Consider the bivariate function
$$f(x,y):=\frac{1}{x^a y^b |x-y|^{c}}$$
on $\left[0,\infty\right[\times [0,\infty[$.
I am trying to find sufficient conditions on the positive real exponents $a,b,c$ such that the integral $\;\int_0^\infty\int_0^\infty f(x,y) \,dx \,dy\;$ exists.

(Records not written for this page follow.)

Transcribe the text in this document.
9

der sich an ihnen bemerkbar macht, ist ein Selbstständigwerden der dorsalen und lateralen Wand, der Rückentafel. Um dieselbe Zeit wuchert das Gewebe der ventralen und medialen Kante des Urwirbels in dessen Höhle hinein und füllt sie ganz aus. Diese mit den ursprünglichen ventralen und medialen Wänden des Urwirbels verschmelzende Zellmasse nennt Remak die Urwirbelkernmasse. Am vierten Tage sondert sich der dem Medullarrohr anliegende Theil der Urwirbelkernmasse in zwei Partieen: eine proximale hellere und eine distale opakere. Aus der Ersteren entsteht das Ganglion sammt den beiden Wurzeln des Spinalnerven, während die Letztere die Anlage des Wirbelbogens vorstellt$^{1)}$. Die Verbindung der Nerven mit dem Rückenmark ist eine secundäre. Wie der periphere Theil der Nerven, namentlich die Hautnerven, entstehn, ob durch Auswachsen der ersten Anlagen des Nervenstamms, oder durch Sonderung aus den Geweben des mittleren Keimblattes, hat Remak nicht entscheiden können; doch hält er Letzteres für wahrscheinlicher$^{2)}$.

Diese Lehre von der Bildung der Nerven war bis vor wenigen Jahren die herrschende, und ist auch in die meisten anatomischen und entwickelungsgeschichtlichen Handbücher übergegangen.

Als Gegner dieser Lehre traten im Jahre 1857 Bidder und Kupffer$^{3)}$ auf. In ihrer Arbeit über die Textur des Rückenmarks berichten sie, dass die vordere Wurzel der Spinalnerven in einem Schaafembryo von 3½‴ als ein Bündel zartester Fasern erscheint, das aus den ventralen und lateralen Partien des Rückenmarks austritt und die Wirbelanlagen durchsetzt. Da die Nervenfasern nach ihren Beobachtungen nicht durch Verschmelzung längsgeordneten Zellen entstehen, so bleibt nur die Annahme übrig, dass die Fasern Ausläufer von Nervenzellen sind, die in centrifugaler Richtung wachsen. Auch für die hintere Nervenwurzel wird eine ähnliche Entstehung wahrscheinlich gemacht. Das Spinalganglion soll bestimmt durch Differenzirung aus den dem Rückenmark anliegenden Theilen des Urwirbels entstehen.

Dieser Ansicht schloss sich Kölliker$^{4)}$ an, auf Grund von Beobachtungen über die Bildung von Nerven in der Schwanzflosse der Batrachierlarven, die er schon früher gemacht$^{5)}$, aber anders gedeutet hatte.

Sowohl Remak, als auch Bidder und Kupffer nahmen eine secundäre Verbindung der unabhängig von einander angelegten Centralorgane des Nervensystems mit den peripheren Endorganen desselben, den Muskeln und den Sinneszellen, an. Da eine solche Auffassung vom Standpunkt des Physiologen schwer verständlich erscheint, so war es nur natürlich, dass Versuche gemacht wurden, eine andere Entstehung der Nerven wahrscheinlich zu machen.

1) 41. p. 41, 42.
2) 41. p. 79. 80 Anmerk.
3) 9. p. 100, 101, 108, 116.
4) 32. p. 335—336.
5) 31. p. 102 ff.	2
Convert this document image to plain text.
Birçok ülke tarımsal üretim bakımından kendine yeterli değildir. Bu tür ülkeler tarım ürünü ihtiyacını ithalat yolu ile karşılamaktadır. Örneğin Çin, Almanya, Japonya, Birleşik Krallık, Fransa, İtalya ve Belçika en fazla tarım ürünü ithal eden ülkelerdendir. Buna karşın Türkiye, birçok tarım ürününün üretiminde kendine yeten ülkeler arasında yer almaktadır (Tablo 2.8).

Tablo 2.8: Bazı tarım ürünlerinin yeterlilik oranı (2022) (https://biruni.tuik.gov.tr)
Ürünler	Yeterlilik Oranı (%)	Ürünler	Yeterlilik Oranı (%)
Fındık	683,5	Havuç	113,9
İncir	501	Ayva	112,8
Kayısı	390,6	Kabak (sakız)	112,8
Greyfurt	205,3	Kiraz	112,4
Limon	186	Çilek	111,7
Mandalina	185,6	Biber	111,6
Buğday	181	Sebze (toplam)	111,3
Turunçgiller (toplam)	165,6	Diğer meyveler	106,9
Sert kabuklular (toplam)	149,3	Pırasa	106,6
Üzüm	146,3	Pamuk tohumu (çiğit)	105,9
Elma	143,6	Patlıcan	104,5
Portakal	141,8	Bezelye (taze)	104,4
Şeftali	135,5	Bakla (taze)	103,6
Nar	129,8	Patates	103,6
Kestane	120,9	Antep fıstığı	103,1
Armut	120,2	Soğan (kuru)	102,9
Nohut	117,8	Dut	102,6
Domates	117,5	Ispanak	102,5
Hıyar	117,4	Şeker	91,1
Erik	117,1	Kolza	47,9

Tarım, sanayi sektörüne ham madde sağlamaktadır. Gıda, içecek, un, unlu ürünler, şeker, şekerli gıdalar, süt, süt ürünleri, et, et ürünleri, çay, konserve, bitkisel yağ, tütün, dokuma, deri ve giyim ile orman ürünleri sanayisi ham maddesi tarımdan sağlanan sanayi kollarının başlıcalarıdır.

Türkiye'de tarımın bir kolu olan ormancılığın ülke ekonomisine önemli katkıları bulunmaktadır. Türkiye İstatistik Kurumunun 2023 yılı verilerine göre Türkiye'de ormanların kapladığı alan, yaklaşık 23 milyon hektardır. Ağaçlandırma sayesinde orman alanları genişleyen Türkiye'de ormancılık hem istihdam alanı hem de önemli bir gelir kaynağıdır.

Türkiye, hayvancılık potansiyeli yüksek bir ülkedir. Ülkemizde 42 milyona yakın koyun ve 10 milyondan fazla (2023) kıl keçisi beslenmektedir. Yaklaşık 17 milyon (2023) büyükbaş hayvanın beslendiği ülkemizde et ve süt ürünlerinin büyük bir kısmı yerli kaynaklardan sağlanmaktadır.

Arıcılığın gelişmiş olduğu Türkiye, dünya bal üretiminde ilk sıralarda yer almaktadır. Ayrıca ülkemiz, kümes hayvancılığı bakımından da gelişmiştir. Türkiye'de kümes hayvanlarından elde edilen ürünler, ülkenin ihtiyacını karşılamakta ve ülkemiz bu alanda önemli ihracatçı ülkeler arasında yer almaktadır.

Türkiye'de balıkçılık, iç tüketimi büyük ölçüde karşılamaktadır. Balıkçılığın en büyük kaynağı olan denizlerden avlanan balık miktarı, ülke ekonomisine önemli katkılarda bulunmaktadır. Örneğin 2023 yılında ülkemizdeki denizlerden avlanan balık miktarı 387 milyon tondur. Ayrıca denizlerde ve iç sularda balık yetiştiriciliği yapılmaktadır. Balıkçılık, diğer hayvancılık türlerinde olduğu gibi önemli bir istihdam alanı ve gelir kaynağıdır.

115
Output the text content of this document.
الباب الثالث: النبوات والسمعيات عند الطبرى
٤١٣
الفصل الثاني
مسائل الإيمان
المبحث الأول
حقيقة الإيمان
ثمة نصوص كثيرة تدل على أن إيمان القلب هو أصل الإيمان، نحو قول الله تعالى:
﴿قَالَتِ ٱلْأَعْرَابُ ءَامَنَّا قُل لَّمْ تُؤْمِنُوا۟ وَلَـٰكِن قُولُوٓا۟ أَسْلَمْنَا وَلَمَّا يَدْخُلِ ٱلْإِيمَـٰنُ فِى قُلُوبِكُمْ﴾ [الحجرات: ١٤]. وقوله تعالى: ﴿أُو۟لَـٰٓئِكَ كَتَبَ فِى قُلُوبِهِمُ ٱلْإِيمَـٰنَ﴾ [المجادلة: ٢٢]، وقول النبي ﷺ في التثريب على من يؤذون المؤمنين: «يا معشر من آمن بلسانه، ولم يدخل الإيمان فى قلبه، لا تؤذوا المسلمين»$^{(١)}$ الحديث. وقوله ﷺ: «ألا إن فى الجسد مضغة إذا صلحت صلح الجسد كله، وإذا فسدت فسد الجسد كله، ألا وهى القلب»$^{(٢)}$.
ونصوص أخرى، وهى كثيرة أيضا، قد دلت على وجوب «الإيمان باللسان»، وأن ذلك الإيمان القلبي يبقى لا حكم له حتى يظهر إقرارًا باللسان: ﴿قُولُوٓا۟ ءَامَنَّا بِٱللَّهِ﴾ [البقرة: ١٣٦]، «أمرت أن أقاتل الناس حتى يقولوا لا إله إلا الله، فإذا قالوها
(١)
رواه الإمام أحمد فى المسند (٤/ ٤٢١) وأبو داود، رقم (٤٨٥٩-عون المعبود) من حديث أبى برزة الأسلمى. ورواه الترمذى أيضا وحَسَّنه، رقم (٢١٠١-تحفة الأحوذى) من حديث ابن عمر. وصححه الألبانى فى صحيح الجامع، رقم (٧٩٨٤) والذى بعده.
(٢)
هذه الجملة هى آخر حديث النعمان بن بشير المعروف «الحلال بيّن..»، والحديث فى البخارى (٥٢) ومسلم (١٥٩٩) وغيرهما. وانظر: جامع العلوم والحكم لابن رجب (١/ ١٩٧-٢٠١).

Necessarily we have the following set of conditions:
$$a<1\\b<1\\c<1\\a+c>1\\b+c>1$$
How figure these necessary conditions ? I split the double integral
$$\int_0^\infty\int_0^\infty= \int_0^1\int_0^1+\int_0^1\int_1^\infty+\int_1^\infty \int_0^1 + \int_1^\infty \int_1^\infty.$$
Are the conditions above also sufficient for $f$ to be in $L^1$?
Thanks a lot
Substituting $ (x,y) = (u \lambda, u(1-\lambda)) $ for $u > 0$ and $0 < \lambda < 1$, we have
$$ \left| \frac{\partial(x, y)}{\partial(u, \lambda)} \right| = u, $$
and so, we get
\begin{align*} \int_{(0,\infty)^2} f(x, y) \, \mathrm{d}x\mathrm{d}y &= \int_{0}^{1} \int_{0}^{\infty} u f(u\lambda, u(1-\lambda)) \, \mathrm{d}u\mathrm{d}\lambda \\ &= \int_{0}^{1} \int_{0}^{\infty} \frac{u}{u^{a+b+c} \lambda^{a}(1-\lambda)^{b}\left| 2\lambda - 1 \right|^{c}} \, \mathrm{d}u\mathrm{d}\lambda. \end{align*}
Since
$$ \int_{0}^{\infty} \frac{\mathrm{d}u}{u^{a+b+c-1}} = \infty $$
regardless of the values of $a, b, c$, it follows that the integral always diverges.